Phosphatidic acid is involved in regulation of autophagy in neurons in vitro and in vivo.

Major depressive disorder (MDD) is a common and severe psychiatric disease, which does not only lead to variety of neuropsychiatric symptoms, but unfortunately in a relatively large proportion of cases also to suicide. The pathogenesis of MDD still requires definition. We have previously shown that ceramide is increased in the blood plasma of patients with MDD. In mouse models of MDD, which are induced by treatment with corticosterone or application of chronic unpredictable stress, increased blood plasma ceramide also increased and caused an inhibition of phospholipase D in endothelial cells of the hippocampus and reduced phosphatidic acid levels in the hippocampus.
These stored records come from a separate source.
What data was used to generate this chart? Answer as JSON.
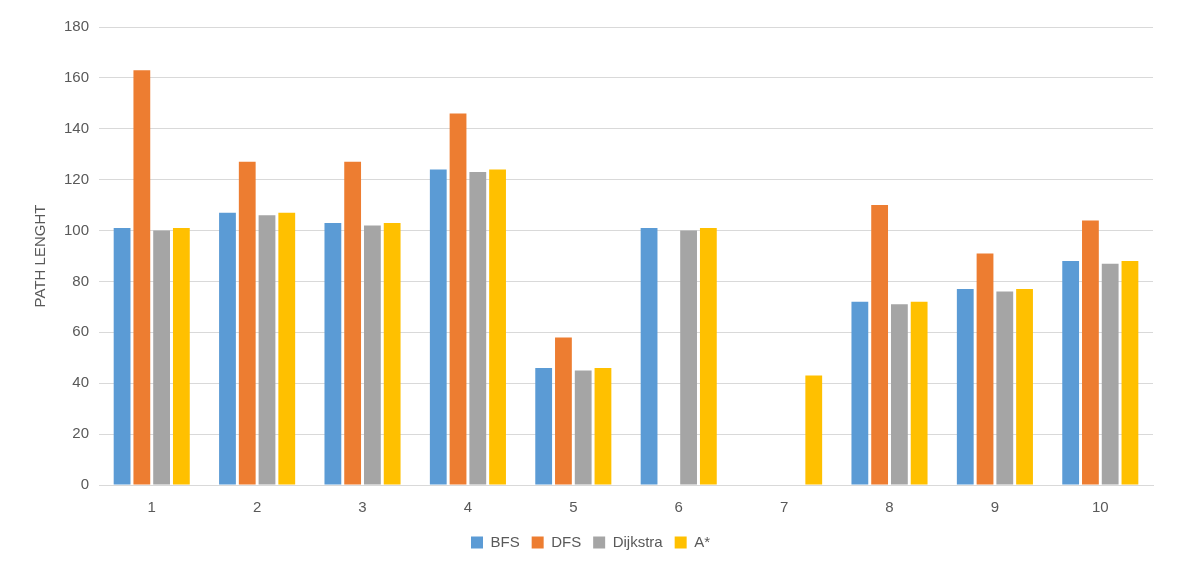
{
  "chart_data": {
    "type": "bar",
    "ylabel": "PATH LENGHT",
    "categories": [
      "1",
      "2",
      "3",
      "4",
      "5",
      "6",
      "7",
      "8",
      "9",
      "10"
    ],
    "series": [
      {
        "name": "BFS",
        "color": "#5b9bd5",
        "values": [
          101,
          107,
          103,
          124,
          46,
          101,
          null,
          72,
          77,
          88
        ]
      },
      {
        "name": "DFS",
        "color": "#ed7d31",
        "values": [
          163,
          127,
          127,
          146,
          58,
          null,
          null,
          110,
          91,
          104
        ]
      },
      {
        "name": "Dijkstra",
        "color": "#a5a5a5",
        "values": [
          100,
          106,
          102,
          123,
          45,
          100,
          null,
          71,
          76,
          87
        ]
      },
      {
        "name": "A*",
        "color": "#ffc000",
        "values": [
          101,
          107,
          103,
          124,
          46,
          101,
          43,
          72,
          77,
          88
        ]
      }
    ],
    "ylim": [
      0,
      180
    ],
    "yticks": [
      0,
      20,
      40,
      60,
      80,
      100,
      120,
      140,
      160,
      180
    ],
    "grid": "y",
    "legend": "bottom"
  }
}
Here, we demonstrated that corticosterone treatment of PC12 cells resulted in reduced cellular autophagy, which is corrected by treatment with phosphatidic acid. In vivo, treatment of mice with corticosterone or chronic unpredictable stress also reduced autophagy in hippocampus neurons. Autophagy was normalized upon i.v. injection of phosphatidic acid in these mouse models of MDD. In an attempt to identify targets of phosphatidic acid in neurons, we demonstrated that corticosterone reduced levels of the ganglioside GM1 in PC-12 cells and the hippocampus of mice, which were normalized by treatment of cells or i.v. injection of mice with phosphatidic acid. GM1 application also normalized autophagy in cultured neurons. Phosphatidic acid and GM1 corrected stress-induced alterations in behavior, i.e., mainly anxiety and anhedonia, in experimental MDD in mice. Our data suggest that phosphatidic acid may regulate via GM1 autophagy in neurons.